Comment vit-on quand on est à la fois mère et adolescente ? En 2014, selon l’Institut national de la jeunesse et de l’éducation (INJEP), elles étaient 5 000 dans ce cas, à avoir fait le choix de garder leur bébé, au bout d’une grossesse pas toujours désirée. Un choix délicat, à contre-courant de notre société. Ces jeunes femmes de seize à dix-neuf ans ont arrêté leurs études pour se construire une nouvelle vie. Ou tenter de la construire, partagées qu’elles sont entre les tourments de l’adolescence et le bonheur de devenir mère.

Illustration - Devenir mère : un projet intime et universel

En France, le Nord-Pas-de-Calais a cette particularité de compter le plus grand nombre de mères adolescentes. Près de la frontière belge, en Thiérache, certaines villes, comme Fourmies, ont reçu le surnom de « ville poussette ». Il y a deux ans, le planning familial a dû ouvrir une antenne dans cette petite cité de 13 000 habitants. Une cité malade des crises économiques successives. Après une longue période de prospérité, la Thiérache, géographiquement enclavée, est aujourd’hui fortement touchée par le chômage. La crise, à l’orée des années 1960, a conduit à la fermeture des sites industriels, tandis que les petites entreprises étaient au bout du rouleau. Ici, les études sont limitées au CAP ou au BEP. Ça ne va guère plus loin. Sans débouchés. Difficile de se projeter dans l’avenir. De fait, avoir un enfant est un projet de vie. Avec ou sans père à ses côtés, en égrenant les périodes de conflits, tantôt avec ses parents, tantôt avec ses amis.

Sans doute interpelée par cette région sinistrée , marquée par la présence de mères adolescentes, Viviane Dalles a suivi quatre d’entre elles, pénétrant à l’objectif une intimité ordinaire, et universelle. Chaque jeune femme possède son histoire, sa trajectoire ; toutes se ressemblent néanmoins. Où l’on est à trois euros près pour acheter une paire de chaussures, où l’échographie fait un peu plus prendre conscience de sa maternité. Toujours en intérieur (les sorties semblent rares), ce sont des moments paisibles que saisit la photographe. Une partie de cartes, une visite chez une gynécologue, jusqu’à l’accouchement, les premiers jours du nourrisson en famille, entre le bain et le biberon… Des intimités où le père n’est pas à la fête, du moins absent, ou au mieux, dissimulé derrière son enfant. Il n’a pas de visage, ou si peu.
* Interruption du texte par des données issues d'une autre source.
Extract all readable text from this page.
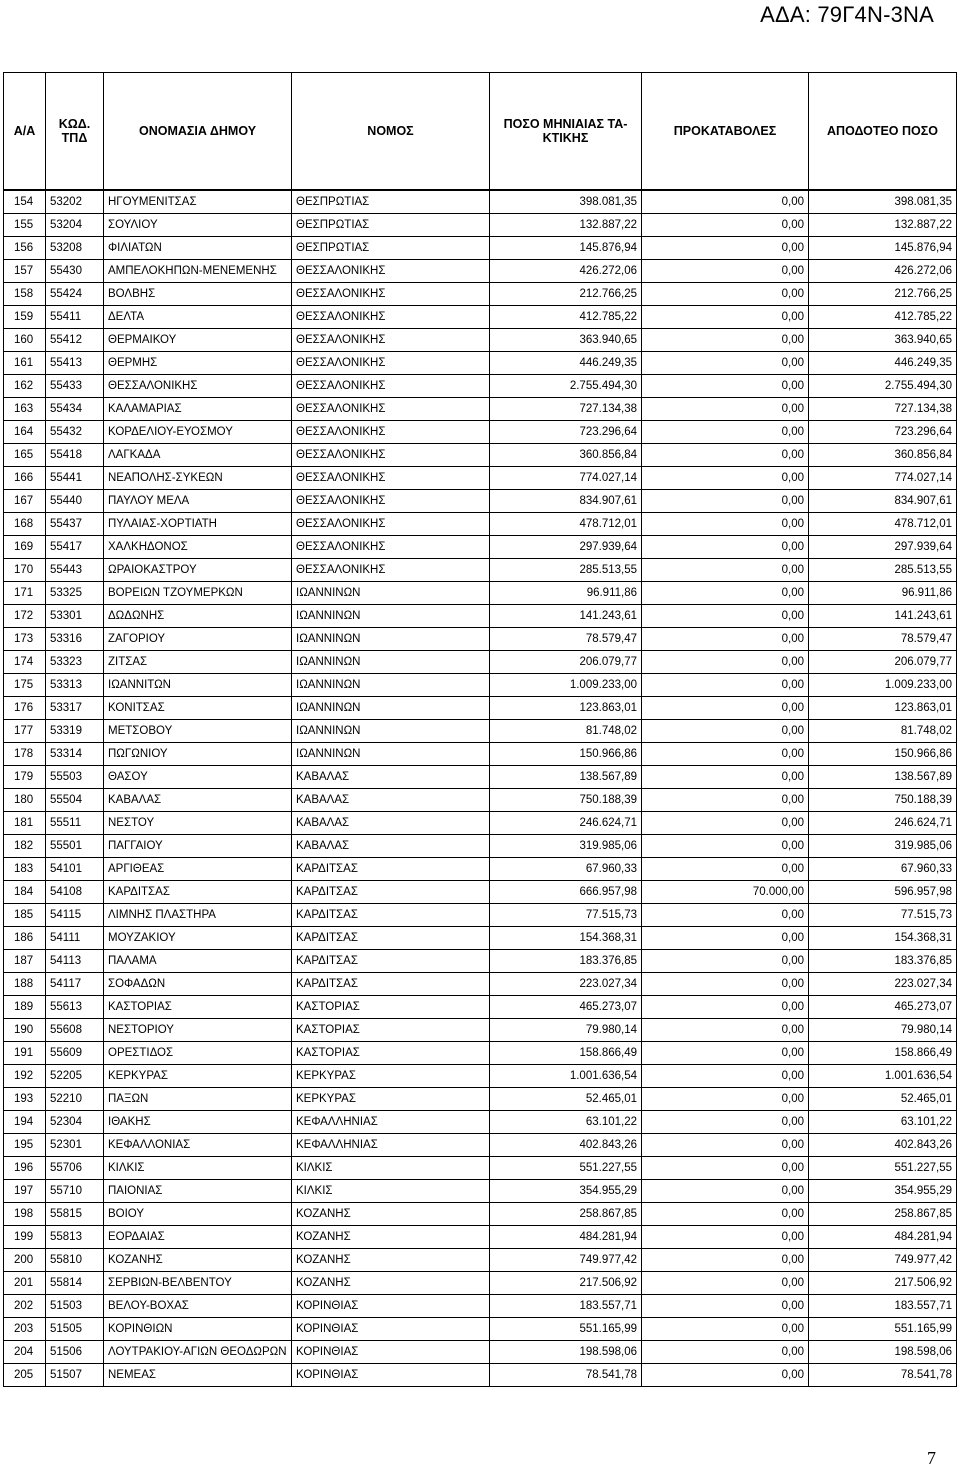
ΑΔΑ: 79Γ4Ν-3ΝΑ
Α/Α	ΚΩΔ. ΤΠΔ	ΟΝΟΜΑΣΙΑ ΔΗΜΟΥ	ΝΟΜΟΣ	ΠΟΣΟ ΜΗΝΙΑΙΑΣ ΤΑ-ΚΤΙΚΗΣ	ΠΡΟΚΑΤΑΒΟΛΕΣ	ΑΠΟΔΟΤΕΟ ΠΟΣΟ
154	53202	ΗΓΟΥΜΕΝΙΤΣΑΣ	ΘΕΣΠΡΩΤΙΑΣ	398.081,35	0,00	398.081,35
155	53204	ΣΟΥΛΙΟΥ	ΘΕΣΠΡΩΤΙΑΣ	132.887,22	0,00	132.887,22
156	53208	ΦΙΛΙΑΤΩΝ	ΘΕΣΠΡΩΤΙΑΣ	145.876,94	0,00	145.876,94
157	55430	ΑΜΠΕΛΟΚΗΠΩΝ-ΜΕΝΕΜΕΝΗΣ	ΘΕΣΣΑΛΟΝΙΚΗΣ	426.272,06	0,00	426.272,06
158	55424	ΒΟΛΒΗΣ	ΘΕΣΣΑΛΟΝΙΚΗΣ	212.766,25	0,00	212.766,25
159	55411	ΔΕΛΤΑ	ΘΕΣΣΑΛΟΝΙΚΗΣ	412.785,22	0,00	412.785,22
160	55412	ΘΕΡΜΑΙΚΟΥ	ΘΕΣΣΑΛΟΝΙΚΗΣ	363.940,65	0,00	363.940,65
161	55413	ΘΕΡΜΗΣ	ΘΕΣΣΑΛΟΝΙΚΗΣ	446.249,35	0,00	446.249,35
162	55433	ΘΕΣΣΑΛΟΝΙΚΗΣ	ΘΕΣΣΑΛΟΝΙΚΗΣ	2.755.494,30	0,00	2.755.494,30
163	55434	ΚΑΛΑΜΑΡΙΑΣ	ΘΕΣΣΑΛΟΝΙΚΗΣ	727.134,38	0,00	727.134,38
164	55432	ΚΟΡΔΕΛΙΟΥ-ΕΥΟΣΜΟΥ	ΘΕΣΣΑΛΟΝΙΚΗΣ	723.296,64	0,00	723.296,64
165	55418	ΛΑΓΚΑΔΑ	ΘΕΣΣΑΛΟΝΙΚΗΣ	360.856,84	0,00	360.856,84
166	55441	ΝΕΑΠΟΛΗΣ-ΣΥΚΕΩΝ	ΘΕΣΣΑΛΟΝΙΚΗΣ	774.027,14	0,00	774.027,14
167	55440	ΠΑΥΛΟΥ ΜΕΛΑ	ΘΕΣΣΑΛΟΝΙΚΗΣ	834.907,61	0,00	834.907,61
168	55437	ΠΥΛΑΙΑΣ-ΧΟΡΤΙΑΤΗ	ΘΕΣΣΑΛΟΝΙΚΗΣ	478.712,01	0,00	478.712,01
169	55417	ΧΑΛΚΗΔΟΝΟΣ	ΘΕΣΣΑΛΟΝΙΚΗΣ	297.939,64	0,00	297.939,64
170	55443	ΩΡΑΙΟΚΑΣΤΡΟΥ	ΘΕΣΣΑΛΟΝΙΚΗΣ	285.513,55	0,00	285.513,55
171	53325	ΒΟΡΕΙΩΝ ΤΖΟΥΜΕΡΚΩΝ	ΙΩΑΝΝΙΝΩΝ	96.911,86	0,00	96.911,86
172	53301	ΔΩΔΩΝΗΣ	ΙΩΑΝΝΙΝΩΝ	141.243,61	0,00	141.243,61
173	53316	ΖΑΓΟΡΙΟΥ	ΙΩΑΝΝΙΝΩΝ	78.579,47	0,00	78.579,47
174	53323	ΖΙΤΣΑΣ	ΙΩΑΝΝΙΝΩΝ	206.079,77	0,00	206.079,77
175	53313	ΙΩΑΝΝΙΤΩΝ	ΙΩΑΝΝΙΝΩΝ	1.009.233,00	0,00	1.009.233,00
176	53317	ΚΟΝΙΤΣΑΣ	ΙΩΑΝΝΙΝΩΝ	123.863,01	0,00	123.863,01
177	53319	ΜΕΤΣΟΒΟΥ	ΙΩΑΝΝΙΝΩΝ	81.748,02	0,00	81.748,02
178	53314	ΠΩΓΩΝΙΟΥ	ΙΩΑΝΝΙΝΩΝ	150.966,86	0,00	150.966,86
179	55503	ΘΑΣΟΥ	ΚΑΒΑΛΑΣ	138.567,89	0,00	138.567,89
180	55504	ΚΑΒΑΛΑΣ	ΚΑΒΑΛΑΣ	750.188,39	0,00	750.188,39
181	55511	ΝΕΣΤΟΥ	ΚΑΒΑΛΑΣ	246.624,71	0,00	246.624,71
182	55501	ΠΑΓΓΑΙΟΥ	ΚΑΒΑΛΑΣ	319.985,06	0,00	319.985,06
183	54101	ΑΡΓΙΘΕΑΣ	ΚΑΡΔΙΤΣΑΣ	67.960,33	0,00	67.960,33
184	54108	ΚΑΡΔΙΤΣΑΣ	ΚΑΡΔΙΤΣΑΣ	666.957,98	70.000,00	596.957,98
185	54115	ΛΙΜΝΗΣ ΠΛΑΣΤΗΡΑ	ΚΑΡΔΙΤΣΑΣ	77.515,73	0,00	77.515,73
186	54111	ΜΟΥΖΑΚΙΟΥ	ΚΑΡΔΙΤΣΑΣ	154.368,31	0,00	154.368,31
187	54113	ΠΑΛΑΜΑ	ΚΑΡΔΙΤΣΑΣ	183.376,85	0,00	183.376,85
188	54117	ΣΟΦΑΔΩΝ	ΚΑΡΔΙΤΣΑΣ	223.027,34	0,00	223.027,34
189	55613	ΚΑΣΤΟΡΙΑΣ	ΚΑΣΤΟΡΙΑΣ	465.273,07	0,00	465.273,07
190	55608	ΝΕΣΤΟΡΙΟΥ	ΚΑΣΤΟΡΙΑΣ	79.980,14	0,00	79.980,14
191	55609	ΟΡΕΣΤΙΔΟΣ	ΚΑΣΤΟΡΙΑΣ	158.866,49	0,00	158.866,49
192	52205	ΚΕΡΚΥΡΑΣ	ΚΕΡΚΥΡΑΣ	1.001.636,54	0,00	1.001.636,54
193	52210	ΠΑΞΩΝ	ΚΕΡΚΥΡΑΣ	52.465,01	0,00	52.465,01
194	52304	ΙΘΑΚΗΣ	ΚΕΦΑΛΛΗΝΙΑΣ	63.101,22	0,00	63.101,22
195	52301	ΚΕΦΑΛΛΟΝΙΑΣ	ΚΕΦΑΛΛΗΝΙΑΣ	402.843,26	0,00	402.843,26
196	55706	ΚΙΛΚΙΣ	ΚΙΛΚΙΣ	551.227,55	0,00	551.227,55
197	55710	ΠΑΙΟΝΙΑΣ	ΚΙΛΚΙΣ	354.955,29	0,00	354.955,29
198	55815	ΒΟΙΟΥ	ΚΟΖΑΝΗΣ	258.867,85	0,00	258.867,85
199	55813	ΕΟΡΔΑΙΑΣ	ΚΟΖΑΝΗΣ	484.281,94	0,00	484.281,94
200	55810	ΚΟΖΑΝΗΣ	ΚΟΖΑΝΗΣ	749.977,42	0,00	749.977,42
201	55814	ΣΕΡΒΙΩΝ-ΒΕΛΒΕΝΤΟΥ	ΚΟΖΑΝΗΣ	217.506,92	0,00	217.506,92
202	51503	ΒΕΛΟΥ-ΒΟΧΑΣ	ΚΟΡΙΝΘΙΑΣ	183.557,71	0,00	183.557,71
203	51505	ΚΟΡΙΝΘΙΩΝ	ΚΟΡΙΝΘΙΑΣ	551.165,99	0,00	551.165,99
204	51506	ΛΟΥΤΡΑΚΙΟΥ-ΑΓΙΩΝ ΘΕΟΔΩΡΩΝ	ΚΟΡΙΝΘΙΑΣ	198.598,06	0,00	198.598,06
205	51507	ΝΕΜΕΑΣ	ΚΟΡΙΝΘΙΑΣ	78.541,78	0,00	78.541,78
7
Illustration - Devenir mère : un projet intime et universel


Il n’empêche, dans le cadre coloré jamais un regret ne s’exprime, devant le jugement d’autrui, les difficultés financières, devant les heures de solitude, de doute et d’interrogation, ou durant les séances de psychomotricité. Non, pas de regret. On fait face. Comme on fait face à l’objectif (au centre du cadre, au centre de la vie sans doute). Mais sans crânerie. C’est à peine si, une fois, une crise de larmes perturbe cette relative quiétude dans la fébrilité. Ce sont des vies sans éclats, sans rien de spectaculaire. Sans artifice ; du coup, il n’y en a pas à l’image. Dalles ne cède rien au pathos. Cela aurait été facile. Mais il se passe toujours quelque chose. Sûrement un projet de vie qui, même souhaité, n’est pas gagné, mais voudrait bien répondre à une idée fixe : devenir une bonne mère.

Visa pour l’image 2015 , Viviane Dalles, devenir « mère ado » (Hôtel Pams), jusqu’au 13 septembre. Entrée libre.